Aussi, les hôteliers recommandent «au gouvernement de faire évoluer rapidement ces mesures ou de prendre la décision courageuse de fermer les frontières aux touristes. Ces demi-mesures ne feront pas de la Tunisie une destination touristique cette année».

Mais alors que le Conseil national de la FTH indique que «dans les conditions actuelles une grande partie des hôtels demeureront fermés», le président de cette instance, Khaled Fakhfakh, est allé plus loin.

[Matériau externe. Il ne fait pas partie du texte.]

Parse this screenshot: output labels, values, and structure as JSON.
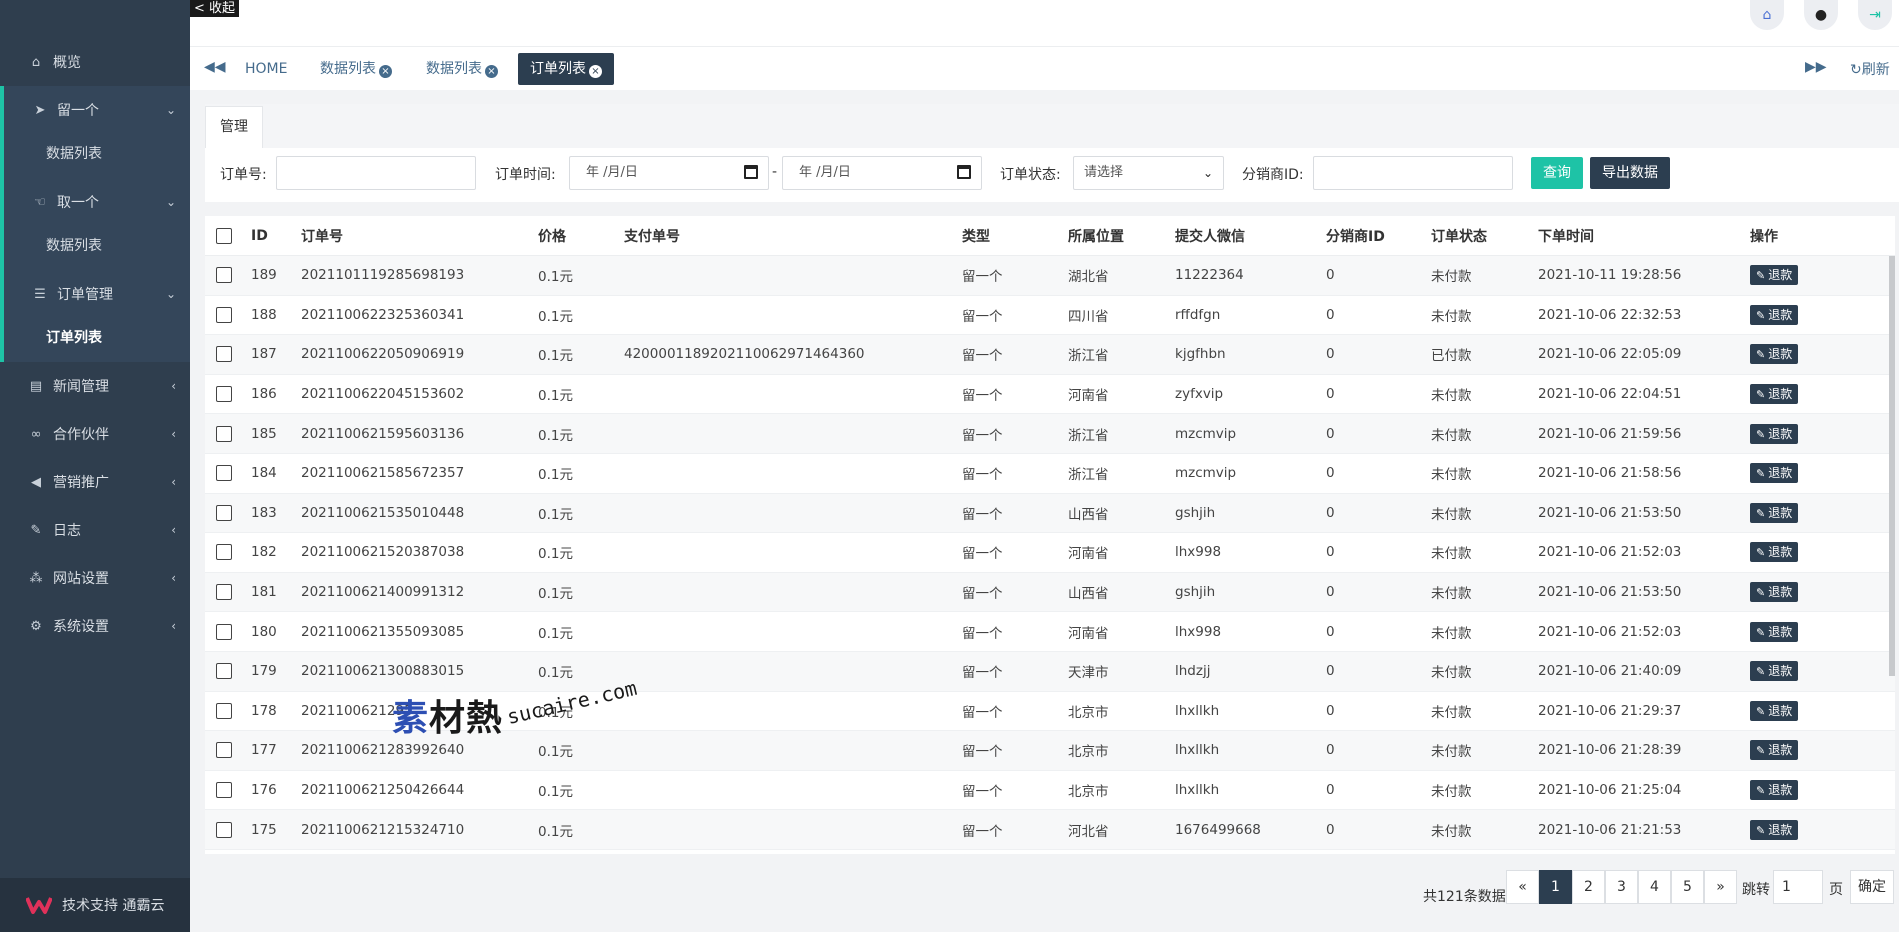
{
  "sidebar": {
    "overview": "概览",
    "groups": [
      {
        "label": "留一个",
        "sub": "数据列表",
        "icon": "paper-plane-icon"
      },
      {
        "label": "取一个",
        "sub": "数据列表",
        "icon": "hand-icon"
      },
      {
        "label": "订单管理",
        "sub": "订单列表",
        "icon": "list-icon"
      }
    ],
    "items": [
      {
        "label": "新闻管理",
        "icon": "newspaper-icon"
      },
      {
        "label": "合作伙伴",
        "icon": "handshake-icon"
      },
      {
        "label": "营销推广",
        "icon": "bullhorn-icon"
      },
      {
        "label": "日志",
        "icon": "edit-icon"
      },
      {
        "label": "网站设置",
        "icon": "sitemap-icon"
      },
      {
        "label": "系统设置",
        "icon": "gear-icon"
      }
    ],
    "footer": "技术支持 通霸云"
  },
  "topbar": {
    "collapse": "< 收起"
  },
  "tabs": {
    "home": "HOME",
    "items": [
      "数据列表",
      "数据列表",
      "订单列表"
    ],
    "refresh": "刷新"
  },
  "panel": {
    "tab": "管理",
    "filters": {
      "order_no_label": "订单号:",
      "order_time_label": "订单时间:",
      "date_placeholder": "年 /月/日",
      "dash": "-",
      "status_label": "订单状态:",
      "status_value": "请选择",
      "dist_label": "分销商ID:",
      "query": "查询",
      "export": "导出数据"
    }
  },
  "table": {
    "headers": [
      "ID",
      "订单号",
      "价格",
      "支付单号",
      "类型",
      "所属位置",
      "提交人微信",
      "分销商ID",
      "订单状态",
      "下单时间",
      "操作"
    ],
    "action_label": "退款",
    "rows": [
      {
        "id": "189",
        "no": "2021101119285698193",
        "price": "0.1元",
        "pay": "",
        "type": "留一个",
        "loc": "湖北省",
        "wx": "11222364",
        "dist": "0",
        "status": "未付款",
        "time": "2021-10-11 19:28:56"
      },
      {
        "id": "188",
        "no": "2021100622325360341",
        "price": "0.1元",
        "pay": "",
        "type": "留一个",
        "loc": "四川省",
        "wx": "rffdfgn",
        "dist": "0",
        "status": "未付款",
        "time": "2021-10-06 22:32:53"
      },
      {
        "id": "187",
        "no": "2021100622050906919",
        "price": "0.1元",
        "pay": "4200001189202110062971464360",
        "type": "留一个",
        "loc": "浙江省",
        "wx": "kjgfhbn",
        "dist": "0",
        "status": "已付款",
        "time": "2021-10-06 22:05:09"
      },
      {
        "id": "186",
        "no": "2021100622045153602",
        "price": "0.1元",
        "pay": "",
        "type": "留一个",
        "loc": "河南省",
        "wx": "zyfxvip",
        "dist": "0",
        "status": "未付款",
        "time": "2021-10-06 22:04:51"
      },
      {
        "id": "185",
        "no": "2021100621595603136",
        "price": "0.1元",
        "pay": "",
        "type": "留一个",
        "loc": "浙江省",
        "wx": "mzcmvip",
        "dist": "0",
        "status": "未付款",
        "time": "2021-10-06 21:59:56"
      },
      {
        "id": "184",
        "no": "2021100621585672357",
        "price": "0.1元",
        "pay": "",
        "type": "留一个",
        "loc": "浙江省",
        "wx": "mzcmvip",
        "dist": "0",
        "status": "未付款",
        "time": "2021-10-06 21:58:56"
      },
      {
        "id": "183",
        "no": "2021100621535010448",
        "price": "0.1元",
        "pay": "",
        "type": "留一个",
        "loc": "山西省",
        "wx": "gshjih",
        "dist": "0",
        "status": "未付款",
        "time": "2021-10-06 21:53:50"
      },
      {
        "id": "182",
        "no": "2021100621520387038",
        "price": "0.1元",
        "pay": "",
        "type": "留一个",
        "loc": "河南省",
        "wx": "lhx998",
        "dist": "0",
        "status": "未付款",
        "time": "2021-10-06 21:52:03"
      },
      {
        "id": "181",
        "no": "2021100621400991312",
        "price": "0.1元",
        "pay": "",
        "type": "留一个",
        "loc": "山西省",
        "wx": "gshjih",
        "dist": "0",
        "status": "未付款",
        "time": "2021-10-06 21:53:50"
      },
      {
        "id": "180",
        "no": "2021100621355093085",
        "price": "0.1元",
        "pay": "",
        "type": "留一个",
        "loc": "河南省",
        "wx": "lhx998",
        "dist": "0",
        "status": "未付款",
        "time": "2021-10-06 21:52:03"
      },
      {
        "id": "179",
        "no": "2021100621300883015",
        "price": "0.1元",
        "pay": "",
        "type": "留一个",
        "loc": "天津市",
        "wx": "lhdzjj",
        "dist": "0",
        "status": "未付款",
        "time": "2021-10-06 21:40:09"
      },
      {
        "id": "178",
        "no": "2021100621295",
        "price": "0.1元",
        "pay": "",
        "type": "留一个",
        "loc": "北京市",
        "wx": "lhxllkh",
        "dist": "0",
        "status": "未付款",
        "time": "2021-10-06 21:29:37"
      },
      {
        "id": "177",
        "no": "2021100621283992640",
        "price": "0.1元",
        "pay": "",
        "type": "留一个",
        "loc": "北京市",
        "wx": "lhxllkh",
        "dist": "0",
        "status": "未付款",
        "time": "2021-10-06 21:28:39"
      },
      {
        "id": "176",
        "no": "2021100621250426644",
        "price": "0.1元",
        "pay": "",
        "type": "留一个",
        "loc": "北京市",
        "wx": "lhxllkh",
        "dist": "0",
        "status": "未付款",
        "time": "2021-10-06 21:25:04"
      },
      {
        "id": "175",
        "no": "2021100621215324710",
        "price": "0.1元",
        "pay": "",
        "type": "留一个",
        "loc": "河北省",
        "wx": "1676499668",
        "dist": "0",
        "status": "未付款",
        "time": "2021-10-06 21:21:53"
      }
    ]
  },
  "watermark": {
    "cn_first": "素",
    "cn_rest": "材熱",
    "en": "sucaire.com"
  },
  "pagination": {
    "total": "共121条数据",
    "prev": "«",
    "next": "»",
    "pages": [
      "1",
      "2",
      "3",
      "4",
      "5"
    ],
    "jump_label": "跳转",
    "jump_value": "1",
    "page_unit": "页",
    "confirm": "确定"
  },
  "colors": {
    "sidebar": "#2f3e4e",
    "accent": "#1ec3a6",
    "dark": "#2c3e50"
  }
}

En effet, il a déclaré le même jour de la publication du communiqué qu’«il n’y aura pas de saison touristique en Tunisie cette année».

Pourquoi une décision aussi extrême qui peut être perçue comme du chantage fait au gouvernement ? N’aurait-il pas moyen de sauver ne serait-ce qu’en partie les meubles grâce au tourisme intérieur ?

Le président de la FTH n’est pas de cet avis. Pour lui, “le marché local demeure très insuffisant pour sauver la saison”. Un marché local qui, d’après lui, ne pèserait que 20% de l’activité du secteur.

Khaled Fakhfakh a-t-il raison de défendre ce point de vue ? Ce choix est-il judicieux et justifié ? La réponse est non si on observe ce qui se passe ailleurs.

Les exemples italien, français, espagnol…

Alors que les hôteliers tunisiens s’entêtent à négliger le tourisme intérieur, d’autres pays, et non des moindres, en font le moteur principal de leur industrie touristique. C’est le cas de l’Italie et de la France (premier touristique au monde en termes de nombre de touristiques), où le nombre de touristes locaux est plus élevé que celui des étrangers. Dans ce dernier pays, la consommation touristique intérieure a généré plus de 107 milliards d’euros en 2019, contre seulement 66 milliards pour les touristes étrangers.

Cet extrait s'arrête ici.